The AARP has news for companies like Fitbit, Jawbone, and Misfit: Seniors want to buy fitness trackers, but nobody is making the products they need. According to a new study the agency conducted in conjunction with Georgia Tech and Pfizer, elderly users find fitness trackers handy but feel they lack the right features and functionality.
Project Catalyst, a collaborative effort between Georgia Tech, the AARP, MedStar Health, Pfizer, and UnitedHealthcare, supplied 92 users over the age of 50 with fitness trackers from Fitbit, Jawbone, Misfit, Withings, and other brands. But the study participants found that once they put on the trackers, the functionality wasn’t perfect. Subjects said the trackers were difficult to calibrate, frequently lost data, and were not packaged with seniors in mind.
What the participants really wanted, they said, was to easily measure biometric data such as blood sugar and heart rate, and sport bands that were more comfortable. Many said that, due to the way aging skin changes, fitness tracker bands were uncomfortable to wear.

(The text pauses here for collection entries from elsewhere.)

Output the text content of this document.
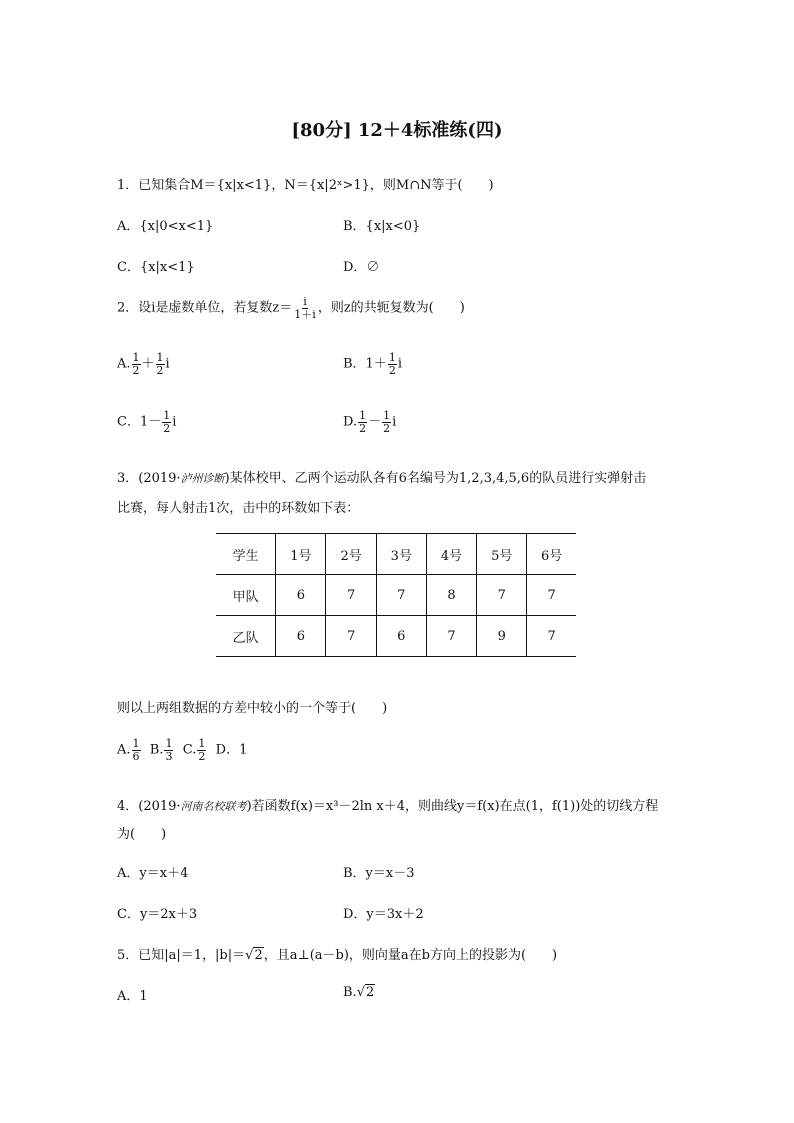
[80分] 12＋4标准练(四)
1．已知集合M＝{x|x<1}，N＝{x|2ˣ>1}，则M∩N等于(　　)
A．{x|0<x<1}	B．{x|x<0}
C．{x|x<1}	D．∅
2．设i是虚数单位，若复数$z= \frac{i}{1+i}$ ，则z的共轭复数为(　　)
A. $\frac{1}{2} + \frac{1}{2}$ i	B．$1+ \frac{1}{2}$ i
C．$1- \frac{1}{2}$ i	D. $\frac{1}{2} - \frac{1}{2}$ i
3．(2019·泸州诊断)某体校甲、乙两个运动队各有6名编号为1,2,3,4,5,6的队员进行实弹射击
比赛，每人射击1次，击中的环数如下表：
学生	1号	2号	3号	4号	5号	6号
甲队	6	7	7	8	7	7
乙队	6	7	6	7	9	7
则以上两组数据的方差中较小的一个等于(　　)
A. $\frac{1}{6} B$. $\frac{1}{3} C$. $\frac{1}{2}$ D．1
4．(2019·河南名校联考)若函数f(x)＝x³－2ln x＋4，则曲线y＝f(x)在点(1，f(1))处的切线方程
为(　　)
A．y＝x＋4	B．y＝x－3
C．y＝2x＋3	D．y＝3x＋2
5．已知|a|＝1，|b|＝√2，且a⊥(a－b)，则向量a在b方向上的投影为(　　)
A．1	B.√2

Sixty-seven percent of respondents did, however, find the trackers to be beneficial. As Jody Holtzman, SVP of thought leadership, told Fast Company, the AARP wants manufacturers of fitness trackers to recognize this is a large, untapped market:
“The recommendations that came out of the study are to make trackers better able to share information on health goals important to 50-plus consumers, simplify set up, make them unobtrusive to wear and easier to maintain, and provide more features like timely alerts and instantaneous access to information. If these qualities are prioritized, the potential in the 50-plus market for activity and sleep trackers is likely to grow.”
The Project Catalyst initiative is designed to identify ways to improve tech devices for customers over the age of 50. According to the AARP, the goal is to increase revenue for tech companies while ensuring that Americans have technology that improves their lives as they age.